Искатель, 2014 № 04 (Журнал «Искатель», Федоров) - страница 19

— Афанасий! Будешь выступать?

Посмотрел в услужливое лицо Козельцова и, словно уличенный в чем-то постыдном, отвел глаза в сторону и утвердительно кивнул. В микрофоне забренькало:

— Слово предоставляется…

Только теперь понял, что это расплата за его мимолетную и машинальную оплошность. Подрагивая коленками, чуть ли не вслепую двинулся к трибуне: «Господи! А повестка-то у них какая? О чем они тут говорят?»

На ходу резко повернулся и как бы с надеждой заглянул в глубокие глаза Людмилы Ивановны. Да разве она сообразит и подскажет? От его неловкого движения цветочная вазочка слетела со стола и с гулким звоном покатилась по полу. Брови Людмилы Ивановны вспорхнули высоко-высоко. Комлев на мгновение застыл, потом с неожиданной для себя быстротой поставил вазочку чуть ли не в руки Людмилы Ивановны, которыми только что любовался. Их хозяйка весело и простецки улыбалась. И все неурядицы мира вдруг отхлынули от Комлева. Тело сделалось невесомым и спокойным. Он уже знал, о чем будет говорить.

— Ребята! — решительно отодвинул от себя графин с водой. — Не знаю, может, и отвлеку от серьезных проблем. Но мне хотелось сказать совсем о другом. О любви.

Зал взрывчато хохотнул.

— Да, да, о любви. Все мы как-то очень нелепо толчемся в нашей жизни. Посмотреть со стороны — исправно ходим на занятия, шефствуем над подростками. И все-таки не хватает чего-то главного. Вы спросите: чего? Пусть это покажется снова смешным, но я готов утверждать, что без настоящей любви не может быть никакого дела. Был у меня знакомый спортсмен. Он полюбил тренершу. И стал чемпионом! Потому что чувство добавляло сил. Такое может случиться со всяким и во всем. Любовь — это необъяснимый двигатель…

Зал окончательно проснулся и разноголосо загудел. Даже в президиуме заулыбались. А глаза Людмилы Ивановны искрились каким-то удивительным неземным светом.

— Поймите меня правильно. Я имею в виду именно чувство, а не какие-нибудь шуры-муры.
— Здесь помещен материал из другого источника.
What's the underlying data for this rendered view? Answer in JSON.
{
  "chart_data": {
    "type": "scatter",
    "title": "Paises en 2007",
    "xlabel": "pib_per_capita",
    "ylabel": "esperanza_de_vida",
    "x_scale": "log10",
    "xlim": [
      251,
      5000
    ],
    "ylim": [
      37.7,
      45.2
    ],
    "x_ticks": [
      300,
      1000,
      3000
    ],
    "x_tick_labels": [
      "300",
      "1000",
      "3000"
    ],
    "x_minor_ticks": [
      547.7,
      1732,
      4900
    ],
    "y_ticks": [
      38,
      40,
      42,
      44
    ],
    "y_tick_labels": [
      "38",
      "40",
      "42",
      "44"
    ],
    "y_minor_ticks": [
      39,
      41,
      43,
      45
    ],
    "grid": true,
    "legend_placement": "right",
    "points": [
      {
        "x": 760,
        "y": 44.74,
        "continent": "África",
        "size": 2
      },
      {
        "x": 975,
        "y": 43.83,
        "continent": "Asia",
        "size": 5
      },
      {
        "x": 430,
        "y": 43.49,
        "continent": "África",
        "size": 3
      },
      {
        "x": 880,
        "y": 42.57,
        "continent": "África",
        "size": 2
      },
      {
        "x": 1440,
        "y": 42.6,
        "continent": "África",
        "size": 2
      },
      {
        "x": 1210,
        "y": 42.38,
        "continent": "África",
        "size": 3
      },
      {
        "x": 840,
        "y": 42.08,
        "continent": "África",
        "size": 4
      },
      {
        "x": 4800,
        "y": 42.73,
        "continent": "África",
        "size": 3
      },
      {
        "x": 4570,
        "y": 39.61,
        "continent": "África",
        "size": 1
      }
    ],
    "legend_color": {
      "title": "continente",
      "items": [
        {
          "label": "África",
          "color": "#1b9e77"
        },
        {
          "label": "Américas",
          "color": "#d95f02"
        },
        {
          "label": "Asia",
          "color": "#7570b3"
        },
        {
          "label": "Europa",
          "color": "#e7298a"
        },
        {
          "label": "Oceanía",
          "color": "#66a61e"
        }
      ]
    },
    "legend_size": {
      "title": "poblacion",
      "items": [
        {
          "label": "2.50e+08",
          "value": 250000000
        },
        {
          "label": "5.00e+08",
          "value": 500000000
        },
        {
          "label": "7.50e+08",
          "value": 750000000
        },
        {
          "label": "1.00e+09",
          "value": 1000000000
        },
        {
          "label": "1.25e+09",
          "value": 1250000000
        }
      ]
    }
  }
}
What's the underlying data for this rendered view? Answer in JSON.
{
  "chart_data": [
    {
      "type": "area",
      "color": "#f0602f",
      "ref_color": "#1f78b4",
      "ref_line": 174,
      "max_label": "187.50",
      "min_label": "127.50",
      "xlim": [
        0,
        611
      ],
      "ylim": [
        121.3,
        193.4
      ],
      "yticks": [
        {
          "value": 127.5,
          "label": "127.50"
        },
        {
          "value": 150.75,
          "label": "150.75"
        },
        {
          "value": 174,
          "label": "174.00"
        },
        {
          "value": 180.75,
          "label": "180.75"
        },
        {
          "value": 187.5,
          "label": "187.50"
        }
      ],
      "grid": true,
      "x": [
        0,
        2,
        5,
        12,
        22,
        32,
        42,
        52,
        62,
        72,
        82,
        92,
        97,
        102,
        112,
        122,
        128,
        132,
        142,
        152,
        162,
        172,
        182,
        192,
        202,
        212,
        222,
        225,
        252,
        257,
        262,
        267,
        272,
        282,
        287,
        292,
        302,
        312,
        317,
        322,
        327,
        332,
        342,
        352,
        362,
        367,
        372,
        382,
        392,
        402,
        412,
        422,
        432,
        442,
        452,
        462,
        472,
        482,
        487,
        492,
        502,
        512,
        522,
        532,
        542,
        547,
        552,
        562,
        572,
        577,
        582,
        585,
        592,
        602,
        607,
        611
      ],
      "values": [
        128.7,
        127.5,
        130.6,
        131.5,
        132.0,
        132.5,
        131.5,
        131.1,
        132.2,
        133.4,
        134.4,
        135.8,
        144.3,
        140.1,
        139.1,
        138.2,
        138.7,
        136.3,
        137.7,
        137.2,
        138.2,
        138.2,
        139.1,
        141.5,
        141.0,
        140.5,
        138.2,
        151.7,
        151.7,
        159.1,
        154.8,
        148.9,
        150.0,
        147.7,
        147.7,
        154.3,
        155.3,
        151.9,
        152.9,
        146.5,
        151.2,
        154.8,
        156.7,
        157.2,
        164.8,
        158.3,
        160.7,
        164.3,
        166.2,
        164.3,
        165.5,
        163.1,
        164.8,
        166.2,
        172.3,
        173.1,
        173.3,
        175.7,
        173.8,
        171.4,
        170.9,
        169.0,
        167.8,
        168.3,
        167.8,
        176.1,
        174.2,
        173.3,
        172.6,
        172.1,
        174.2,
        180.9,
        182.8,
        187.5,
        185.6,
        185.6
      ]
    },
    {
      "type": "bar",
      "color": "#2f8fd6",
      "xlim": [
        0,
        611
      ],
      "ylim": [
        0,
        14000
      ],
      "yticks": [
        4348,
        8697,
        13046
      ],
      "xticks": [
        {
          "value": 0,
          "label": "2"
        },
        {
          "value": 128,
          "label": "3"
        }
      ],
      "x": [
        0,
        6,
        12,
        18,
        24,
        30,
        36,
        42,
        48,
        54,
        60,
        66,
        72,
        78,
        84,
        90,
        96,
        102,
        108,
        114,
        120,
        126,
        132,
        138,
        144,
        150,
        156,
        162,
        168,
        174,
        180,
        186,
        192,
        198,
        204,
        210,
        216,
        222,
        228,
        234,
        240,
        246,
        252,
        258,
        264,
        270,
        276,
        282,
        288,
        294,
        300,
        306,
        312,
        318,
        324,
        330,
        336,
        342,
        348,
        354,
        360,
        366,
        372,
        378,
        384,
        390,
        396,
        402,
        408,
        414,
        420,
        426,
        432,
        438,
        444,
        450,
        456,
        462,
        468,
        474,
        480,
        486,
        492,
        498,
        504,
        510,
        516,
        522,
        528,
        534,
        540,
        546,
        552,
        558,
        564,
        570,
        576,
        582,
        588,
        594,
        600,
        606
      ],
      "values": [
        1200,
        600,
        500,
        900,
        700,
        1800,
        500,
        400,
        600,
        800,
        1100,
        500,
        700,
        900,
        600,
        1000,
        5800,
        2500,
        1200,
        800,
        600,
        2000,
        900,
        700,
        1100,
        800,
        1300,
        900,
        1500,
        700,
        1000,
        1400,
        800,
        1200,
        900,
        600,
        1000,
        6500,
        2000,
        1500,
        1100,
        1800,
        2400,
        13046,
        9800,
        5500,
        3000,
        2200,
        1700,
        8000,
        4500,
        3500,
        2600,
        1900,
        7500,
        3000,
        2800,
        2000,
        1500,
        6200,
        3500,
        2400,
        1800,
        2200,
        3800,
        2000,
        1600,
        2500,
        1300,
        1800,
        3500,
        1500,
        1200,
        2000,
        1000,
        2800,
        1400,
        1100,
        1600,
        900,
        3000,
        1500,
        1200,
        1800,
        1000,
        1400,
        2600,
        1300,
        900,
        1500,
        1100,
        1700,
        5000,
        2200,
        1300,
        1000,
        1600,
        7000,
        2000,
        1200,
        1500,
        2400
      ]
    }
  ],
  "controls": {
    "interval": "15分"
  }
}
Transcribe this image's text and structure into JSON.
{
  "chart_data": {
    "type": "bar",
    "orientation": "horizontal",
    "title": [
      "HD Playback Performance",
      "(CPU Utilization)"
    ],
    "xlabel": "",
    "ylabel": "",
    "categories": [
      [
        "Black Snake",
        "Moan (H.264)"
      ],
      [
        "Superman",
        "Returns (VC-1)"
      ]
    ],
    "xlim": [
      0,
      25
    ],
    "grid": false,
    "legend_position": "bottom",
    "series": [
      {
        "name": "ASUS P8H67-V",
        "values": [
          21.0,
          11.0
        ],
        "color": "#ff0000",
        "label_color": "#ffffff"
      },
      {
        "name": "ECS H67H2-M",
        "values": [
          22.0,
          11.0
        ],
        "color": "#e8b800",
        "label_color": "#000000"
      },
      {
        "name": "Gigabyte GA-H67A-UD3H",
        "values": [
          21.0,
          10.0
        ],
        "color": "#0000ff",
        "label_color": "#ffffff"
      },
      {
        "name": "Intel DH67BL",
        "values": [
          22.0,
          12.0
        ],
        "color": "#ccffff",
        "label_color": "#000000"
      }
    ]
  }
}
Помните, как у классика: «… надо быть вулканом…»?

— А не разнесет? Это ведь стихия! — крикнул кто-то сбоку.

— То-то он руками размахался, цветы в президиуме посшибал!

— А цветы, между прочим, это тоже любовь! В общем все! — под смешки и жидкие хлопки Комлев вернулся на место.

Вновь оживился Козельцов. Он солидно прокашлялся, постучал мизинцем в микрофон и, когда шум ослаб, сказал:

— Я думаю, что ясность внесет наш секретарь парткома Людмила Ивановна Забродина.

Комлев обратил внимание на то, как сосредоточенно она шла к трибуне.

— Наверно, для смеха нет причин, — так обратилась она в зал. — Вот вы сейчас услышали простые, искренние, человеческие слова о любви. Это чувство понимается нами в самом широком смысле. Ведь благодаря ему каждый может совершить многое… Но есть еще и ответственность за начатое дело. Скажите, товарищ Козельцов, к вам приходило постановление о шефстве над исправительными учреждениями для оступившихся?